The variations of organization are endless. Someone who travels a lot may choose to have groups representing different cities or states and then banks organized according to service code. I use public service, aeronautical, and amateur radio groups. My public service group has banks for each service code.

The aeronautical group contains separate VHF and UHF search banks along with banks of enroute and local airport operations frequencies. The amateur radio group contains search banks by frequency band and a single bank for local repeaters

Once the listener understands the hierarchy, data entry and maintenance are simple. Extensive frequency data can be entered manually, imported from compatible FCC license databases, and edited. Banks of search frequencies may be created from the utilities menu, specifying to which group the bank should be added, upper and lower search frequencies, frequency increment, and mode.

Although basic scanning operation is straightforward, the user should carefully review the manual for explanations of configuration and setting options. The extensive menu selections and their relations to scanning performance are not necessarily intuitively obvious.

Once scanning starts, a comprehensive status display appears. The top portion of the screen lists group and bank details, frequency, signal strength, CTCSS tone, DTMF data, licensee information, distance, and more. The bottom half of the screen contains summaries of the last several active channels, and additional menu options. Manual frequency entry is possible from the scan display. This permits the user to enter a specific frequency and mode, then to manually increment or decrement tuning with a single keystroke. Previously logged activity may be accessed from the scan display, too.

Overall Impressions

I have been a Probe user since last fall, just after version 1.4 was introduced. My main interest then was to use the program to control my PRO-2005 receiver using data imported from Percon's regional FCC database. I didn't want a program to control a vast array of radios. I wanted a program to control one scanner extremely well, and I was not disappointed. A side-by-side comparison with other programs such as Scan*Star (which I also own and use) is not appropriate, because their intended applications are different.

As with most software buyers, reading the manual was second on my priority list with that original installation. Although installation was (and still is) a snap, I was quickly overwhelmed with questions, because I failed to understand some of the basic concepts of Probe operations and configuration. Things became much clearer after a short while reviewing the manual, and I soon became a reasonably proficient user. In fact, the more I used version 1.4, the more impressed I became with Probe's power. Moreover, the program was very, very stable with my configuration under MS-DOS and Windows 3.11, something I cannot say is true for many of the other control programs I have tried.

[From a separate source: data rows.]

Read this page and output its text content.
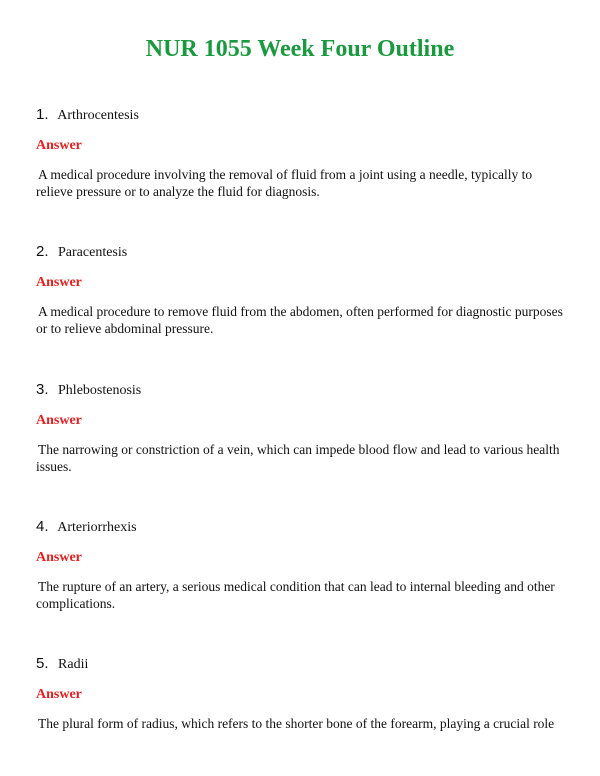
NUR 1055 Week Four Outline
1. Arthrocentesis
Answer
A medical procedure involving the removal of fluid from a joint using a needle, typically to relieve pressure or to analyze the fluid for diagnosis.
2. Paracentesis
Answer
A medical procedure to remove fluid from the abdomen, often performed for diagnostic purposes or to relieve abdominal pressure.
3. Phlebostenosis
Answer
The narrowing or constriction of a vein, which can impede blood flow and lead to various health issues.
4. Arteriorrhexis
Answer
The rupture of an artery, a serious medical condition that can lead to internal bleeding and other complications.
5. Radii
Answer
The plural form of radius, which refers to the shorter bone of the forearm, playing a crucial role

When the product's developer, Perry Joseph, offered me a chance to beta test 2.0, I leapt at it. (I have no other relationship with DataFile, Inc.) The new features sounded intriguing, and SmartScan was just what I needed for some of my monitoring activities. In approximately 50 hours of testing over several weeks, I uncovered only a few very minor bugs with the beta software. This is quite a testimonial for the quality of programming behind Probe, especially since version 2.0 represents a major upgrade. As a telecommunications systems engineer for a major aerospace corporation, I have had enough experience with software design to have a good feel for what goes on "behind the screens". This new version has eliminated the use of internal overlays, and it subsequently makes more efficient use of memory and reduces disk access. Execution speed improves as a result.

Perry's main strength as a developer lies in database applications, an area where many programs roll over and die. Not so here. Probe's database tools prove even more powerful in version 2.0. Revised and additional import/export utilities and data viewing functions make up a significant fraction of the listed improvements in the manual. The changes reflect Perry's responsiveness to user feedback, too.